The Dow Jones Industrial Average traded within a 353-point range on Wednesday, reflecting a tepid pre-market for U.S. stock futures. The blue-chip index settled down 32.14, or 0.1%, at 25,625.59. Walmart Inc. (WMT) and Chevron Corp (CVX) were the Dow’s biggest laggards.
The broad S&P 500 Index of large-cap stocks fell 0.5% to 2,805.37. Nine of 11 primary sectors were in the red, with healthcare leading the decline.
Meanwhile, the technology-focused Nasdaq Composite Index declined 0.6% to close at 7,643.38.
A measure of implied volatility known as the CBOE VIX reached a session high of 16.71 on a scale of 1-100 where 20-25 represents the historic average. It would later backtrack to settle at 15.17, having gained 3.3%.
Stock markets came under pressure Wednesday after U.S. Treasury yields fell to fresh 15-month lows.

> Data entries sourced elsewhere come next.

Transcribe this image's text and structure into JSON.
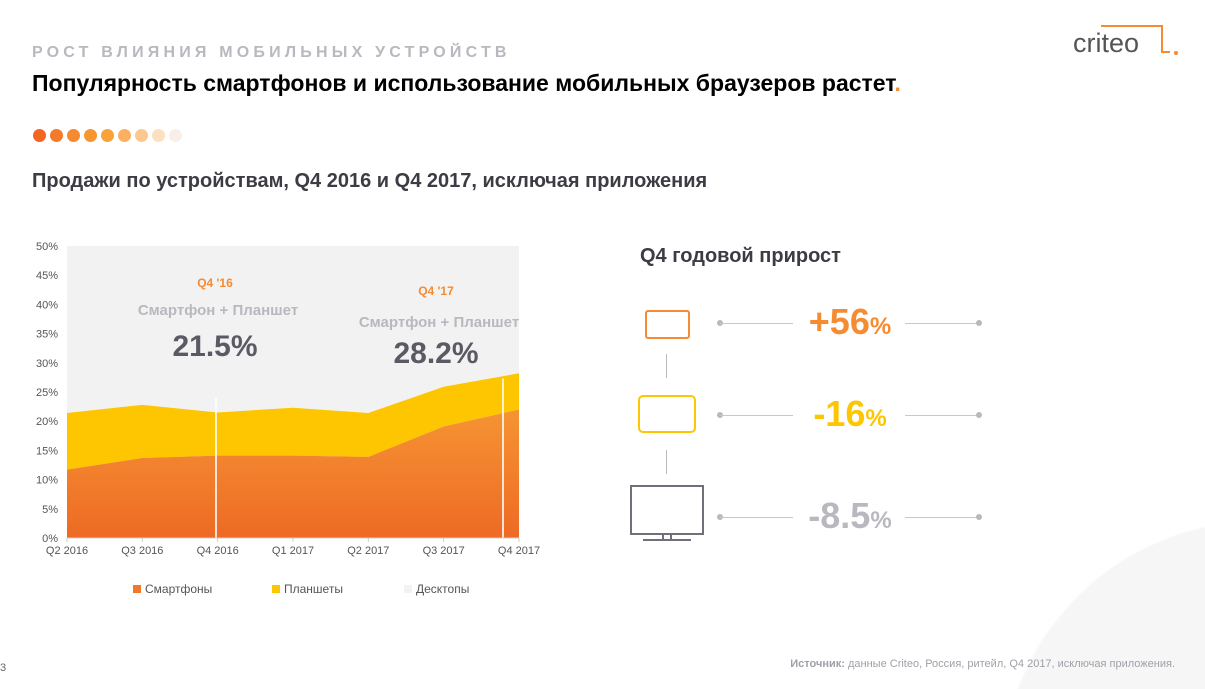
{
  "header": {
    "kicker": "РОСТ ВЛИЯНИЯ МОБИЛЬНЫХ УСТРОЙСТВ",
    "title": "Популярность смартфонов и использование мобильных браузеров растет",
    "title_dot": ".",
    "subtitle": "Продажи по устройствам, Q4 2016 и Q4 2017, исключая приложения",
    "logo_text": "criteo",
    "progress_dot_colors": [
      "#f26522",
      "#f47a2a",
      "#f58a30",
      "#f7952f",
      "#f8a23a",
      "#fab060",
      "#fcc890",
      "#fde0c0",
      "#f8f0e8"
    ]
  },
  "chart_data": {
    "type": "area",
    "stacked": true,
    "categories": [
      "Q2 2016",
      "Q3 2016",
      "Q4 2016",
      "Q1 2017",
      "Q2 2017",
      "Q3 2017",
      "Q4 2017"
    ],
    "series": [
      {
        "name": "Смартфоны",
        "color": "#f0782a",
        "values": [
          11.7,
          13.7,
          14.1,
          14.1,
          13.9,
          19.1,
          22.0
        ]
      },
      {
        "name": "Планшеты",
        "color": "#fdc600",
        "values": [
          9.7,
          9.1,
          7.4,
          8.2,
          7.5,
          6.8,
          6.2
        ]
      },
      {
        "name": "Десктопы",
        "color": "#f2f2f2"
      }
    ],
    "yticks": [
      "0%",
      "5%",
      "10%",
      "15%",
      "20%",
      "25%",
      "30%",
      "35%",
      "40%",
      "45%",
      "50%"
    ],
    "ylim": [
      0,
      50
    ],
    "grid": false,
    "legend": "bottom",
    "annotations": [
      {
        "period": "Q4 '16",
        "label": "Смартфон + Планшет",
        "value": "21.5%",
        "category": "Q4 2016"
      },
      {
        "period": "Q4 '17",
        "label": "Смартфон + Планшет",
        "value": "28.2%",
        "category": "Q4 2017"
      }
    ]
  },
  "growth": {
    "title": "Q4 годовой прирост",
    "items": [
      {
        "device": "smartphone-icon",
        "value": "+56",
        "unit": "%",
        "color": "#f58b32"
      },
      {
        "device": "tablet-icon",
        "value": "-16",
        "unit": "%",
        "color": "#fdc600"
      },
      {
        "device": "desktop-icon",
        "value": "-8.5",
        "unit": "%",
        "color": "#b8b8bf"
      }
    ]
  },
  "footer": {
    "source_label": "Источник:",
    "source_text": " данные Criteo,  Россия, ритейл, Q4 2017, исключая приложения.",
    "page": "3"
  }
}
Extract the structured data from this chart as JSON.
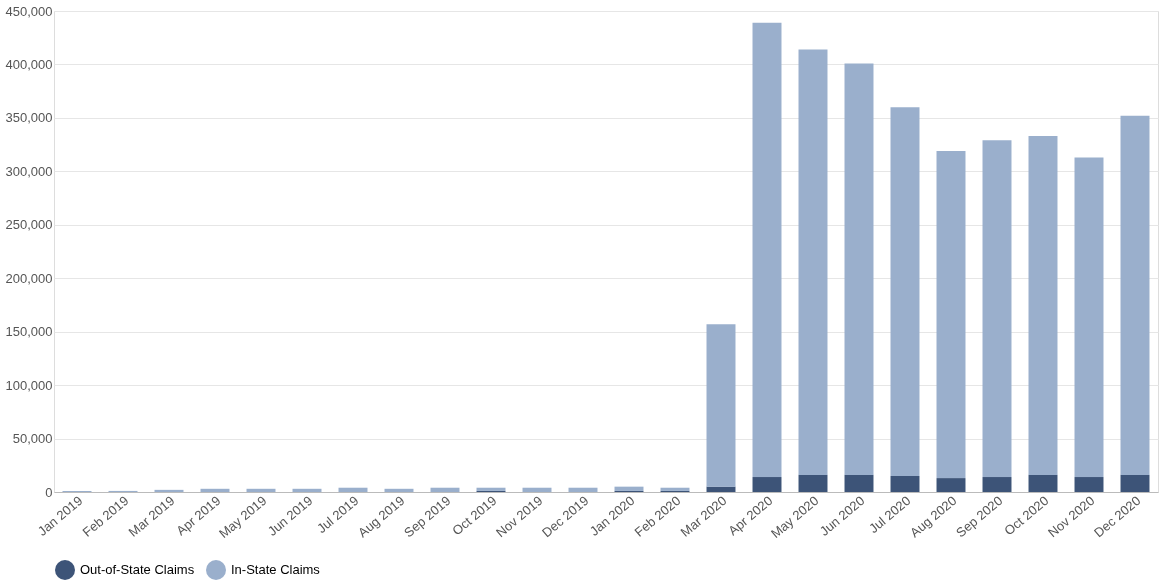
{
  "chart_data": {
    "type": "bar",
    "stacked": true,
    "categories": [
      "Jan 2019",
      "Feb 2019",
      "Mar 2019",
      "Apr 2019",
      "May 2019",
      "Jun 2019",
      "Jul 2019",
      "Aug 2019",
      "Sep 2019",
      "Oct 2019",
      "Nov 2019",
      "Dec 2019",
      "Jan 2020",
      "Feb 2020",
      "Mar 2020",
      "Apr 2020",
      "May 2020",
      "Jun 2020",
      "Jul 2020",
      "Aug 2020",
      "Sep 2020",
      "Oct 2020",
      "Nov 2020",
      "Dec 2020"
    ],
    "series": [
      {
        "name": "Out-of-State Claims",
        "color": "#3d5478",
        "values": [
          0,
          0,
          0,
          0,
          0,
          0,
          0,
          0,
          0,
          1000,
          0,
          0,
          1000,
          1000,
          5000,
          14000,
          16000,
          16000,
          15000,
          13000,
          14000,
          16000,
          14000,
          16000
        ]
      },
      {
        "name": "In-State Claims",
        "color": "#9aafcc",
        "values": [
          1000,
          1000,
          2000,
          3000,
          3000,
          3000,
          4000,
          3000,
          4000,
          3000,
          4000,
          4000,
          4000,
          3000,
          152000,
          425000,
          398000,
          385000,
          345000,
          306000,
          315000,
          317000,
          299000,
          336000
        ]
      }
    ],
    "ylim": [
      0,
      450000
    ],
    "yticks": [
      0,
      {
        "value": 50000,
        "label": "50,000"
      },
      {
        "value": 100000,
        "label": "100,000"
      },
      {
        "value": 150000,
        "label": "150,000"
      },
      {
        "value": 200000,
        "label": "200,000"
      },
      {
        "value": 250000,
        "label": "250,000"
      },
      {
        "value": 300000,
        "label": "300,000"
      },
      {
        "value": 350000,
        "label": "350,000"
      },
      {
        "value": 400000,
        "label": "400,000"
      },
      {
        "value": 450000,
        "label": "450,000"
      }
    ],
    "grid": "y",
    "legend": "bottom"
  }
}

The yield on the benchmark 10-year Treasury note fell to 2.384% from 2.418% on Tuesday. Yields drop when bond prices rise.
On Friday, a closely-watched yield curve inverted for the first time in more than a decade, sending stock prices plunging. The yield on the U.S. 10-year Treasury note fell below the yield on the 3-month T-Bill, a rare occurrence that economists say is an accurate predictor of recession.
While the U.S. economy has outperformed its major counterparts overseas, a protracted downturn in places like Europe, China, and Japan could have adverse consequences back home. Key members of the Trump administration will travel to China this week to continue negotiating a new trade agreement that many believe can help avert a bigger slowdown.
Investors say mixed economic data have made it more difficult to gauge the trajectory of the U.S. economy. Earlier this month, the Labor Department reported the most significant slowdown in nonfarm payrolls in well over a year even as wages accelerated faster than expected. Inflationary pressures have also waned, and housing continues to struggle despite the renewed pause on interest rates.